Сергей Гончаров, наблюдавший в молчании всю сцену, вздохнул и вынул изо рта короткую глиняную трубочку, которую он не курил, однако держал при себе наготове, ожидая остановки. Трубочка была набита табаком. Прижимая его большим пальцем, белый маг задал вопрос:
— Кто эта идиотка?
— Да не идиотка она! — рассмеялась в ответ курская дворянка. — Наоборот, хитрая и расчетливая баба. Просто после мгновенного вознесения из грязи в князи потемкинской родне здорово шибануло в голову. Он-то человек-громадина, умница и талант. А они — люди совершенно заурядные…
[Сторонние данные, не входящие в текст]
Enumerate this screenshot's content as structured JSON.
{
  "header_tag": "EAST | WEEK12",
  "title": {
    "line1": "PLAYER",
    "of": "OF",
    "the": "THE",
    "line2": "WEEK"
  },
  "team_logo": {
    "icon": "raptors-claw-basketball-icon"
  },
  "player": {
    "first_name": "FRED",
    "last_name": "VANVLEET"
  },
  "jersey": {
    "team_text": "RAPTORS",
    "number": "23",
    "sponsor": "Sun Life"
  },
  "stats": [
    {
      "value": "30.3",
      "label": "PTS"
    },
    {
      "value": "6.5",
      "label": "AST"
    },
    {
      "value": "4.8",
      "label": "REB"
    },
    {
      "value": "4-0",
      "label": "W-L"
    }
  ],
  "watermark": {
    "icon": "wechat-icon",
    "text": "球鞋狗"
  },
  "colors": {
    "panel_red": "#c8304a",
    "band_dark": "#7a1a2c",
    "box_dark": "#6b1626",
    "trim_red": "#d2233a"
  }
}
Своего замечательного дядю деревенская девушка Александра Энгельгардт впервые увидела только после смерти матери, когда приехала из села Чижово Духовщинского уезда Смоленской губернии в Москву. Ей уже исполнился 21 год. Писаной красавицей ее бы никто не назвал, но фигуру она имела хорошую, лицо — довольно симпатичное. Побеседовав с племянницей, светлейший князь призадумался. Недостатки в ее образовании и воспитании бросались в глаза и вызвали бы вал насмешек при блестящем екатерининском дворе. Государыня, уступив его просьбе, пожаловала Александре звание своей фрейлины, но как представить неотесанную провинциалку изысканному великосветскому обществу?
Потемкин нанял для родственницы учителей музыки, танцев, благородных манер, французского языка, истории, литературы. Из водопада знаний, внезапно обрушившегося на нее, Александра усвоила совсем немного. В частности, весьма своеобразно говорила она по-французски. Зато, оторвавшись от ненавистных книг и забыв о надоедливых преподавателях, молодая поселянка отдалась первому сердечному чувству и без памяти влюбилась в собственного дядю. По правде говоря, трудно было в него не влюбиться скромной и неопытной девушке.
Петербургские сплетники утверждали, будто камер-фрейлина царицы Александра Энгельгардт стала любовницей Потемкина. Это не помешало Григорию Александровичу заботиться о ее будущем и приискивать подходящего жениха. Таковой вскоре нашелся — граф Франц-Ксаверий Браницкий, старше невесты в два раза. Государыня одобрила выбор. Она хотела всемерно укреплять связи российского двора с беспокойной и непостоянной польской шляхтой. Обряд венчания прошел в ноябре 1781 года в церкви Зимнего дворца, после чего состоялся бал и торжественный ужин, на котором присутствовала императрица.